В том, видимо, и заключается драма российских «западников», что формирование российской нации не может быть западноориентированным, оно может быть ориентировано лишь на достижение собственных национальных интересов, буде найдется в обществе политическая воля и соответствующие ресурсы для консолидации и согласия. С позиции этого гипотетического российского национального интереса Запад предстанет партнером и союзником, стратегические интересы которого наиболее близки российским. Речь в этом случае, повторю, отнюдь не идет о смене цивилизационной парадигмы Россией. Скорее — еще об одной мутации этой парадигмы при согласованном с российскими трансформациями изменении принципов глобального миропорядка, в первую очередь — распространении основополагающего в современной политике принципа институциализации конфликта на сферу международных отношений.

Горбачевская «гласность» явила публике фантастическую картину идейного и ценностного разноголосья в кругах русскоязычных интеллектуалов. С тех пор ситуация, похоже, лишь усугубилась. Модели и образцы планируемого обустройства России разверстаны во времени от Руси Святослава до России Дугина, а в пространстве — от Америки до Китая. Картина столь удручающей множественности идеологических размежеваний в сознании постсоветских интеллектуалов — если на основании ее судить о культурных и ценностных расколах общества в целом, о реальном спектре общественно значимых вариантов самоидентификации постсоветского человека— фактически «закрывает» перед Россией на обозримую историческую перспективу какую-либо возможность продвижения по пути национальной консолидации и культурного консенсуса, по пути формирования национального самосознания и национального интереса, воплощающегося в институциональной структуре современной нации-государства (Клуб Дискурс: Социум, 2001).

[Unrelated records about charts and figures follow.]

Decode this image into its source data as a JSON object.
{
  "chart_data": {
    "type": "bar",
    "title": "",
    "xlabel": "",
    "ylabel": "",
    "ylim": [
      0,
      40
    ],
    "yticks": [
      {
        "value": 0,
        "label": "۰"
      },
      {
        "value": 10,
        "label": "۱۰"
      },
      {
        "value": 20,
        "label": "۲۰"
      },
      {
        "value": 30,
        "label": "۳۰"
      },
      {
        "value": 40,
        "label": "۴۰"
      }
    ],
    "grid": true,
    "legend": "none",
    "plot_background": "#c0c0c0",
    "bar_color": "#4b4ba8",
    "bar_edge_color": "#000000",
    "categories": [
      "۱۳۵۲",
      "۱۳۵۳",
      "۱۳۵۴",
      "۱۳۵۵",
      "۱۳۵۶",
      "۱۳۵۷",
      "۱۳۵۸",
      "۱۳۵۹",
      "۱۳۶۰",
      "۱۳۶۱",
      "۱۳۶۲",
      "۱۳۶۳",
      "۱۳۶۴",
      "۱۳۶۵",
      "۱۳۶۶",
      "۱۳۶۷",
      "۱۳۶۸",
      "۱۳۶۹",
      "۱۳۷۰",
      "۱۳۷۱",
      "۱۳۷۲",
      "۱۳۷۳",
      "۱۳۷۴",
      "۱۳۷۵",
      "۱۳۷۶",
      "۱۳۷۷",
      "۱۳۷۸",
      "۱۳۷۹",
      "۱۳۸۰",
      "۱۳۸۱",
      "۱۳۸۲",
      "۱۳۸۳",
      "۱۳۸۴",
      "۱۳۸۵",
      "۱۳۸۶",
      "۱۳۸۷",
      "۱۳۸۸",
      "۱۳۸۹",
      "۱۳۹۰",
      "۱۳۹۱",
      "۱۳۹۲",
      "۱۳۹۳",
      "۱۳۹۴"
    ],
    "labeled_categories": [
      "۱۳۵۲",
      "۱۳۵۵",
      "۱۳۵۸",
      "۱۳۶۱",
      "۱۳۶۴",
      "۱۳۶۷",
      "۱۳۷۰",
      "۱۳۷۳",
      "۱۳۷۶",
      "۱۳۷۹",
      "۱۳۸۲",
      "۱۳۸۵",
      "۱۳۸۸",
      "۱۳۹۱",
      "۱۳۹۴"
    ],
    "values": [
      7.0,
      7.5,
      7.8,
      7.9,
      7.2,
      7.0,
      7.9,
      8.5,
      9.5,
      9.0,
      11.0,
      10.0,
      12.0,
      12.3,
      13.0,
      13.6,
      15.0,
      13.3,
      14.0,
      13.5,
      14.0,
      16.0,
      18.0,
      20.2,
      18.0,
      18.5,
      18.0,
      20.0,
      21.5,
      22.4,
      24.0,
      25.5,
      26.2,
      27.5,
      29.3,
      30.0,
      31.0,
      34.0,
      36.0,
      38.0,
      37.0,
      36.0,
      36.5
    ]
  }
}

Столь же логично, как почвенники остерегают от поспешных шагов в деле переделки национального сознания, западники остерегают от слияния государственных и национальных интересов, каковое слияние является одним из первых следствий концепции «новой нации».

A. Янов

Русский национализм, как и сербский, никогда не противостоял империи, всегда был имперским. И в этом качестве противостоял он — от имени империи — исключительно «романо-германской цивилизации» (Клуб Дискурс: Социум, 2001).


B. Межуев несколько иначе видит особенности национального самосознания России. Основной чертой, отличающей наш национализм от европейского, он считает не «имперскость» (как считают многие западники), а особую «духовность».

В. Межуев

Представление о России как совершенно особом культурно-историческом типе, во всем отличном от западного, есть продукт запоздалого русского национализма, возникшего в ответ на западный национализм. Владимир Соловьев считал его «вырождением славянофильства», не отрицавшего духовную близость России и Европы. Несходство России и Запада в рамках общеевропейской истории во многом объясняется их разным пониманием того урока, который Рим преподал миру, самой сути «римской идеи». Наследуя Риму в его попытке создания универсальной, объединяющей все народы цивилизации, они по-разному ответили на вопрос, что стало причиной неудачи этой попытки или «почему погиб Рим?». Вопрос этот волновал и Средние века, и Новое время. Даже творцы американской Конституции задавались тем же вопросом. И все они причину гибели Рима усматривали в его измене республиканским идеалам, что привело к уничтожению гражданских свобод и установлению режима личной власти. Противоядие против такого перерождения Европа искала на пути возрождения гражданского общества, демократии и правового государства, в чем, собственно, и усматривала универсальный принцип будущего мироустройства и общечеловеческого единения.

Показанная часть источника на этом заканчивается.